Nie zawsze tak było. Kiedyś ze snu wyrywały mnie ich krzyki. Od skowytu do rękoczynów. Niemal każdego dnia.
Aż do tamtego poranka, gdy zbudził mnie miękki dźwięk. Najpierw zdawał się głaskaniem. Jakby olbrzym wsunął dłoń do chaty i palcami pocierał drewno ściany. Nie otwierałam oczu, zaciekawiona, co dalej się przyśni. Gładził ścianę naprzeciw mojego posłania. Żadnych krzyków. Nic. Cisza. Potem głuche stuknięcia. Puka do mnie? Nie, coś miękkiego, dużego uderzyło w belki. Raz i kilka razy.

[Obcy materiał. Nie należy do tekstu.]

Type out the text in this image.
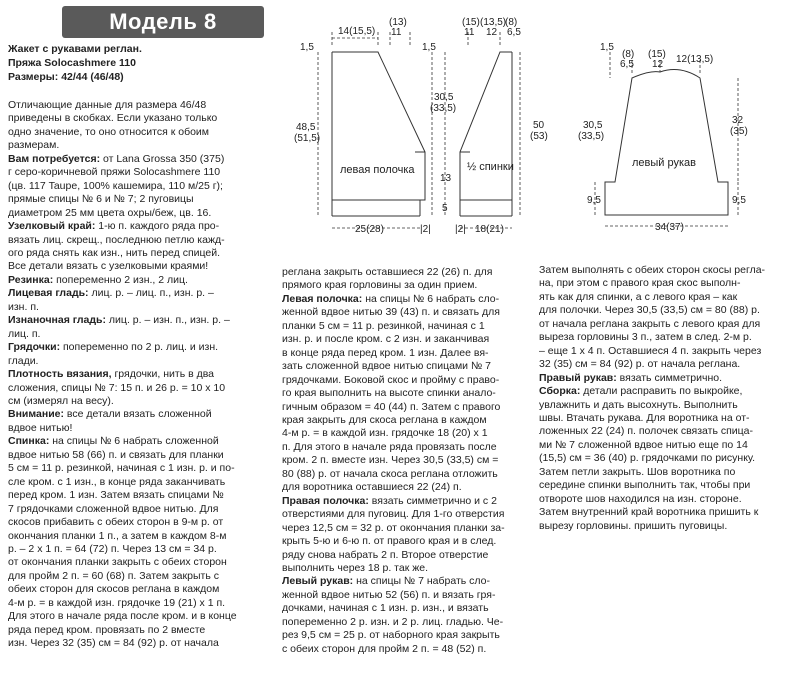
Модель 8
Жакет с рукавами реглан.
Пряжа Solocashmere 110
Размеры: 42/44 (46/48)

Отличающие данные для размера 46/48

приведены в скобках. Если указано только

одно значение, то оно относится к обоим

размерам.

Вам потребуется: от Lana Grossa 350 (375)

г серо-коричневой пряжи Solocashmere 110

(цв. 117 Taupe, 100% кашемира, 110 м/25 г);

прямые спицы № 6 и № 7; 2 пуговицы

диаметром 25 мм цвета охры/беж, цв. 16.

Узелковый край: 1-ю п. каждого ряда про-

вязать лиц. скрещ., последнюю петлю кажд-

ого ряда снять как изн., нить перед спицей.

Все детали вязать с узелковыми краями!

Резинка: попеременно 2 изн., 2 лиц.

Лицевая гладь: лиц. р. – лиц. п., изн. р. –

изн. п.

Изнаночная гладь: лиц. р. – изн. п., изн. р. –

лиц. п.

Грядочки: попеременно по 2 р. лиц. и изн.

глади.

Плотность вязания, грядочки, нить в два

сложения, спицы № 7: 15 п. и 26 р. = 10 x 10

см (измерял на весу).

Внимание: все детали вязать сложенной

вдвое нитью!

Спинка: на спицы № 6 набрать сложенной

вдвое нитью 58 (66) п. и связать для планки

5 см = 11 р. резинкой, начиная с 1 изн. р. и по-

сле кром. с 1 изн., в конце ряда заканчивать

перед кром. 1 изн. Затем вязать спицами №

7 грядочками сложенной вдвое нитью. Для

скосов прибавить с обеих сторон в 9-м р. от

окончания планки 1 п., а затем в каждом 8-м

р. – 2 x 1 п. = 64 (72) п. Через 13 см = 34 р.

от окончания планки закрыть с обеих сторон

для пройм 2 п. = 60 (68) п. Затем закрыть с

обеих сторон для скосов реглана в каждом

4-м р. = в каждой изн. грядочке 19 (21) x 1 п.

Для этого в начале ряда после кром. и в конце

ряда перед кром. провязать по 2 вместе

изн. Через 32 (35) см = 84 (92) р. от начала

реглана закрыть оставшиеся 22 (26) п. для

прямого края горловины за один прием.

Левая полочка: на спицы № 6 набрать сло-

женной вдвое нитью 39 (43) п. и связать для

планки 5 см = 11 р. резинкой, начиная с 1

изн. р. и после кром. с 2 изн. и заканчивая

в конце ряда перед кром. 1 изн. Далее вя-

зать сложенной вдвое нитью спицами № 7

грядочками. Боковой скос и пройму с право-

го края выполнить на высоте спинки анало-

гичным образом = 40 (44) п. Затем с правого

края закрыть для скоса реглана в каждом

4-м р. = в каждой изн. грядочке 18 (20) x 1

п. Для этого в начале ряда провязать после

кром. 2 п. вместе изн. Через 30,5 (33,5) см =

80 (88) р. от начала скоса реглана отложить

для воротника оставшиеся 22 (24) п.

Правая полочка: вязать симметрично и с 2

отверстиями для пуговиц. Для 1-го отверстия

через 12,5 см = 32 р. от окончания планки за-

крыть 5-ю и 6-ю п. от правого края и в след.

ряду снова набрать 2 п. Второе отверстие

выполнить через 18 р. так же.

Левый рукав: на спицы № 7 набрать сло-

женной вдвое нитью 52 (56) п. и вязать гря-

дочками, начиная с 1 изн. р. изн., и вязать

попеременно 2 р. изн. и 2 р. лиц. гладью. Че-

рез 9,5 см = 25 р. от наборного края закрыть

с обеих сторон для пройм 2 п. = 48 (52) п.

Затем выполнять с обеих сторон скосы регла-

на, при этом с правого края скос выполн-

ять как для спинки, а с левого края – как

для полочки. Через 30,5 (33,5) см = 80 (88) р.

от начала реглана закрыть с левого края для

выреза горловины 3 п., затем в след. 2-м р.

– еще 1 x 4 п. Оставшиеся 4 п. закрыть через

32 (35) см = 84 (92) р. от начала реглана.

Правый рукав: вязать симметрично.

Сборка: детали расправить по выкройке,

увлажнить и дать высохнуть. Выполнить

швы. Втачать рукава. Для воротника на от-

ложенных 22 (24) п. полочек связать спица-

ми № 7 сложенной вдвое нитью еще по 14

(15,5) см = 36 (40) р. грядочками по рисунку.

Затем петли закрыть. Шов воротника по

середине спинки выполнить так, чтобы при

отвороте шов находился на изн. стороне.

Затем внутренний край воротника пришить к

вырезу горловины. пришить пуговицы.

14(15,5)
(13)
11
1,5
48,5
(51,5)
левая полочка
25(28)	|2|
1,5
(15)
11
(13,5)
12
(8)
6,5
30,5
(33,5)
13
5
50
(53)
½ спинки
18(21)
|2|
1,5
(8)
6,5
(15)
12 12(13,5)
30,5
(33,5)
32
(35)
9,5	9,5
левый рукав
34(37)
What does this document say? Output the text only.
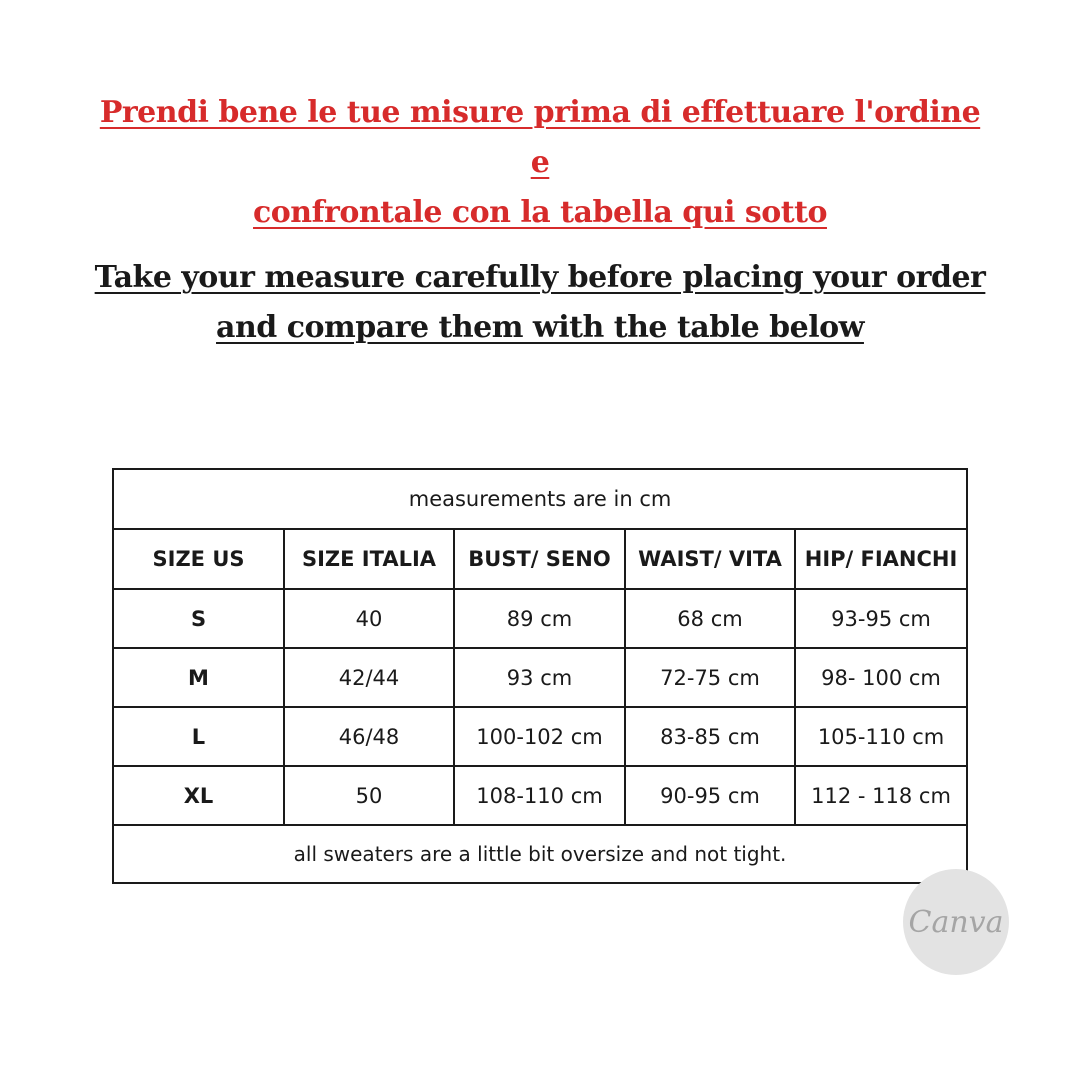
Prendi bene le tue misure prima di effettuare l'ordine e
confrontale con la tabella qui sotto
Take your measure carefully before placing your order
and compare them with the table below
measurements are in cm				
SIZE US	SIZE ITALIA	BUST/ SENO	WAIST/ VITA	HIP/ FIANCHI
S	40	89 cm	68 cm	93-95 cm
M	42/44	93 cm	72-75 cm	98- 100 cm
L	46/48	100-102 cm	83-85 cm	105-110 cm
XL	50	108-110 cm	90-95 cm	112 - 118 cm
all sweaters are a little bit oversize and not tight.				
Canva
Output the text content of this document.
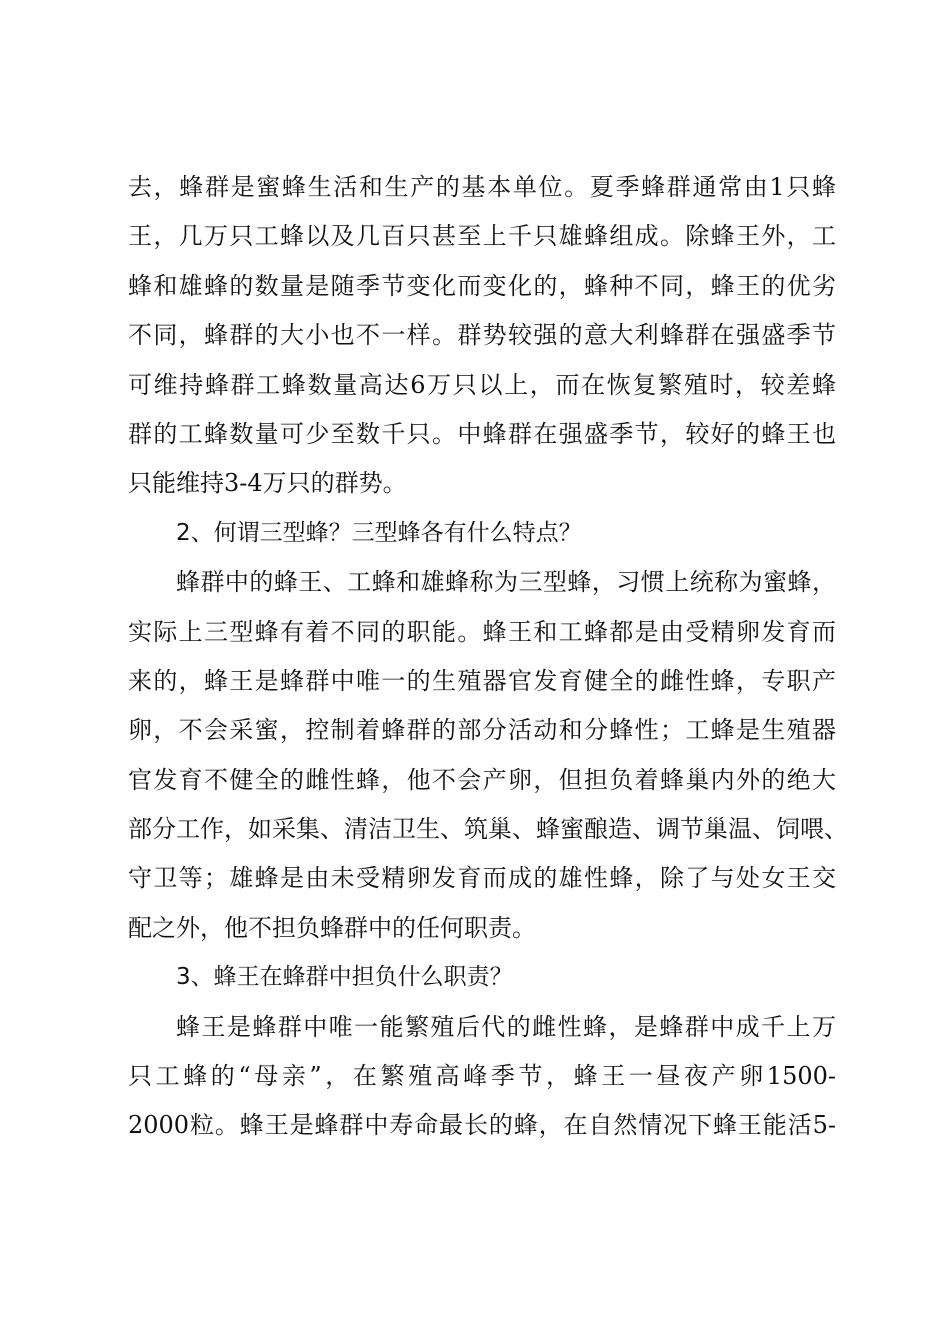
去，蜂群是蜜蜂生活和生产的基本单位。夏季蜂群通常由1只蜂
王，几万只工蜂以及几百只甚至上千只雄蜂组成。除蜂王外，工
蜂和雄蜂的数量是随季节变化而变化的，蜂种不同，蜂王的优劣
不同，蜂群的大小也不一样。群势较强的意大利蜂群在强盛季节
可维持蜂群工蜂数量高达6万只以上，而在恢复繁殖时，较差蜂
群的工蜂数量可少至数千只。中蜂群在强盛季节，较好的蜂王也
只能维持3-4万只的群势。
2、何谓三型蜂？三型蜂各有什么特点？
蜂群中的蜂王、工蜂和雄蜂称为三型蜂，习惯上统称为蜜蜂，
实际上三型蜂有着不同的职能。蜂王和工蜂都是由受精卵发育而
来的，蜂王是蜂群中唯一的生殖器官发育健全的雌性蜂，专职产
卵，不会采蜜，控制着蜂群的部分活动和分蜂性；工蜂是生殖器
官发育不健全的雌性蜂，他不会产卵，但担负着蜂巢内外的绝大
部分工作，如采集、清洁卫生、筑巢、蜂蜜酿造、调节巢温、饲喂、
守卫等；雄蜂是由未受精卵发育而成的雄性蜂，除了与处女王交
配之外，他不担负蜂群中的任何职责。
3、蜂王在蜂群中担负什么职责？
蜂王是蜂群中唯一能繁殖后代的雌性蜂，是蜂群中成千上万
只工蜂的“母亲”，在繁殖高峰季节，蜂王一昼夜产卵1500-
2000粒。蜂王是蜂群中寿命最长的蜂，在自然情况下蜂王能活5-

Zakradłam się do izby matki.
Nie krzyknęłam!
Wisiała na ścianie. Ojciec leżał u jej stóp. Wszędzie odór piwa. Spał, posapując cicho. Matka dała mi znak, bym podeszła. Nie pozwoliła wzywać nikogo ze służby. Pokazała, że mam przystawić stołek i sama się wyswobodziła. Zamknąć drzwi też kazała, i żebym została. Palec przyłożyła do ust. Wyszarpnęła suknię zaczepioną o hak, raniąc się nim w plecy. Jak sarna wyrywająca się ze źle zastawionych wnyków.
Zdjęła z siebie ubranie, otarła nim plecy z krwi. I zawiesiła z powrotem na haku. Pod spodem ustawiła buty. Naga, podparła się pod boki, wyszeptała bez głosu:
- Jak myślisz? Dobrze?
Wzruszyłam ramionami:
- Za chudo, mamuś...
- Za chudo. Tak, za chudo! – i już z lśniącym okiem pobiegła do skrzyni. Ze swoich koszul ukręciła kukłę i wpakowała ją do wnętrza sukni. Jeszcze z chusty ukręciła głowę, dowiesiła na piersi, schyloną.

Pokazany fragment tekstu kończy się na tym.